The demand to stay with this “be careful” script can be enormously powerful (see Human Apps). The price can be enormous in the way it limits your choices. It seems to stuff your head with shoulds, can’ts and must do’s. The underlying driver seems to be fear; fear of breaking the rule.
The trick of breaking free is to first realise that the rule wasn’t there when the midwife handed you over – it was an adaptation. At the time it would have been a reasonable response to an unreasonable set of circumstances. And it worked. Once installed, people often adapt the world around them to the rule and limit the choices they make rather than adapt the rule. They assume that “that’s the way I am,” rather than “that’s the way I became.” Often the people around you will be happy with this adaptation (see Jig Saw) and there will be some resistance to altering the rules (shape) that you’ve run your life on for so long, but you’ll cope – and so will they.
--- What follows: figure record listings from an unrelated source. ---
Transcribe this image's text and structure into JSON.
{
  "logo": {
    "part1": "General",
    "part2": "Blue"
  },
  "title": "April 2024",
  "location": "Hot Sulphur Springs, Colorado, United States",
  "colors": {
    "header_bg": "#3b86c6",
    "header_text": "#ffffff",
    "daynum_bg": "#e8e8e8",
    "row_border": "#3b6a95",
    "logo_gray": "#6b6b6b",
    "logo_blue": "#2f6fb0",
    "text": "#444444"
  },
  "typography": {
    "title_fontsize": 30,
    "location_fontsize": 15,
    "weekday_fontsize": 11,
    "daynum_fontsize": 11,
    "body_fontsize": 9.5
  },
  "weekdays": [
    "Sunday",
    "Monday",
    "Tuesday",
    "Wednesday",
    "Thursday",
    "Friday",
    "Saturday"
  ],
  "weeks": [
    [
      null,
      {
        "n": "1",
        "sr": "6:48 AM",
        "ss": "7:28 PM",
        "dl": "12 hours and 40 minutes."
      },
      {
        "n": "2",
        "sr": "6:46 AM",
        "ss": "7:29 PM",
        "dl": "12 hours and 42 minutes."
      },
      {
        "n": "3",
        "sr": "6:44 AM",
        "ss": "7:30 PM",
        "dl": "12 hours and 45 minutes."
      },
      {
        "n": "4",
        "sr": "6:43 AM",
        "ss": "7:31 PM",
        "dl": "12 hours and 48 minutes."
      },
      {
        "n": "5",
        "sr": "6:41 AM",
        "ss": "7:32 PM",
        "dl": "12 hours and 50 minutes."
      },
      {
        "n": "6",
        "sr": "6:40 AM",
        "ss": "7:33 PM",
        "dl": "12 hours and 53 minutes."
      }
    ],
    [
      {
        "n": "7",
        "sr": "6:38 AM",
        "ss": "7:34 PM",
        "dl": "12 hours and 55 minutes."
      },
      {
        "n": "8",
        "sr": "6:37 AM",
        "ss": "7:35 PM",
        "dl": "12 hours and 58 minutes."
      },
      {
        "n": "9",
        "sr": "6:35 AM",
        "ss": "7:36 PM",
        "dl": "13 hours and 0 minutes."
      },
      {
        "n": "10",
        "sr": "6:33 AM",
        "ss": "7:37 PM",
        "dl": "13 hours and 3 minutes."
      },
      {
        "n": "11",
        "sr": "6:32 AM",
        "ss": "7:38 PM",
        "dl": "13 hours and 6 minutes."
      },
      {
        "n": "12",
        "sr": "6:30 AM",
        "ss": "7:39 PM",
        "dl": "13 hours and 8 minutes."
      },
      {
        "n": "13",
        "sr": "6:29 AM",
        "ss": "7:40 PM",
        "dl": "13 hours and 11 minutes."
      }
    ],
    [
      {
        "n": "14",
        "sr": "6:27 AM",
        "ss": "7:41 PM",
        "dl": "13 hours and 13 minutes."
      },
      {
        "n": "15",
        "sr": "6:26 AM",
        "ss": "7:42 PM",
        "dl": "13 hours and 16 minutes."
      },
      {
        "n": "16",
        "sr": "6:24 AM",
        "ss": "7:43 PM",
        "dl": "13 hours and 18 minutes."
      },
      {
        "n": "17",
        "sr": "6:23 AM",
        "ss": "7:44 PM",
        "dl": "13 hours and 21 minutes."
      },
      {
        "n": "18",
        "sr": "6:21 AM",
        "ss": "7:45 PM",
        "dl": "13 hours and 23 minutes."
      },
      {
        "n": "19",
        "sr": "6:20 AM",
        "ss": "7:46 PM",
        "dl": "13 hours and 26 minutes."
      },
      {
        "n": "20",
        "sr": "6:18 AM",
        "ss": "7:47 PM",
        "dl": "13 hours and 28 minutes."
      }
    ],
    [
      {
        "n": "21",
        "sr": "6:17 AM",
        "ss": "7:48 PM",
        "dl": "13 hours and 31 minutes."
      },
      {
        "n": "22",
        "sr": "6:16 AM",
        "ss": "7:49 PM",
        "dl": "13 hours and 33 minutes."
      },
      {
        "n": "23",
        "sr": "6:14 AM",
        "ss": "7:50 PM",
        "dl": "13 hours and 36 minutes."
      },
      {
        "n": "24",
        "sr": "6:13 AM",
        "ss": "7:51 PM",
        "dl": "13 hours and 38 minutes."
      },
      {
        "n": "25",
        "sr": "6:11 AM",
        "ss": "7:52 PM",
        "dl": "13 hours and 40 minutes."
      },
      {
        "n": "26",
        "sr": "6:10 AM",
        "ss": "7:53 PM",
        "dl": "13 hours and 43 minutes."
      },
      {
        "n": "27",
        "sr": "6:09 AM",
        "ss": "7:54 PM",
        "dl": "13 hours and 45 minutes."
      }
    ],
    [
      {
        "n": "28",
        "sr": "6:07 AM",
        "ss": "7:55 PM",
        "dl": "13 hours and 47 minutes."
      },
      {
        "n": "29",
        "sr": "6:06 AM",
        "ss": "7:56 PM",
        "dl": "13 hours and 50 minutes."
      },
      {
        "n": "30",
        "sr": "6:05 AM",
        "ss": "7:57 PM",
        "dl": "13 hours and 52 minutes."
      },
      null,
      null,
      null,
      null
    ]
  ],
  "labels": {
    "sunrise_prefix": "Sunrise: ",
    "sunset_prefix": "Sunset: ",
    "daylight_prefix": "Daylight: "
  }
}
As a sort of antidote to the rule, one client I saw decided to type in “frivolous,” into the screen-saver on her computer – a revolutionary act, reminding her every day that she could take time out from the serious stuff of warding off potential disaster. Another needing new glasses chose the frames without consulting anyone. Again, for her, revolutionary.
I’m working my way through the thousands of papers and presentations on enabling children to be resilient and some are splendid. My contribution to this would be to encourage parents to walk on walls when their kids are quite small and amaze them with their courage, tenacity and sheer joie de vivre.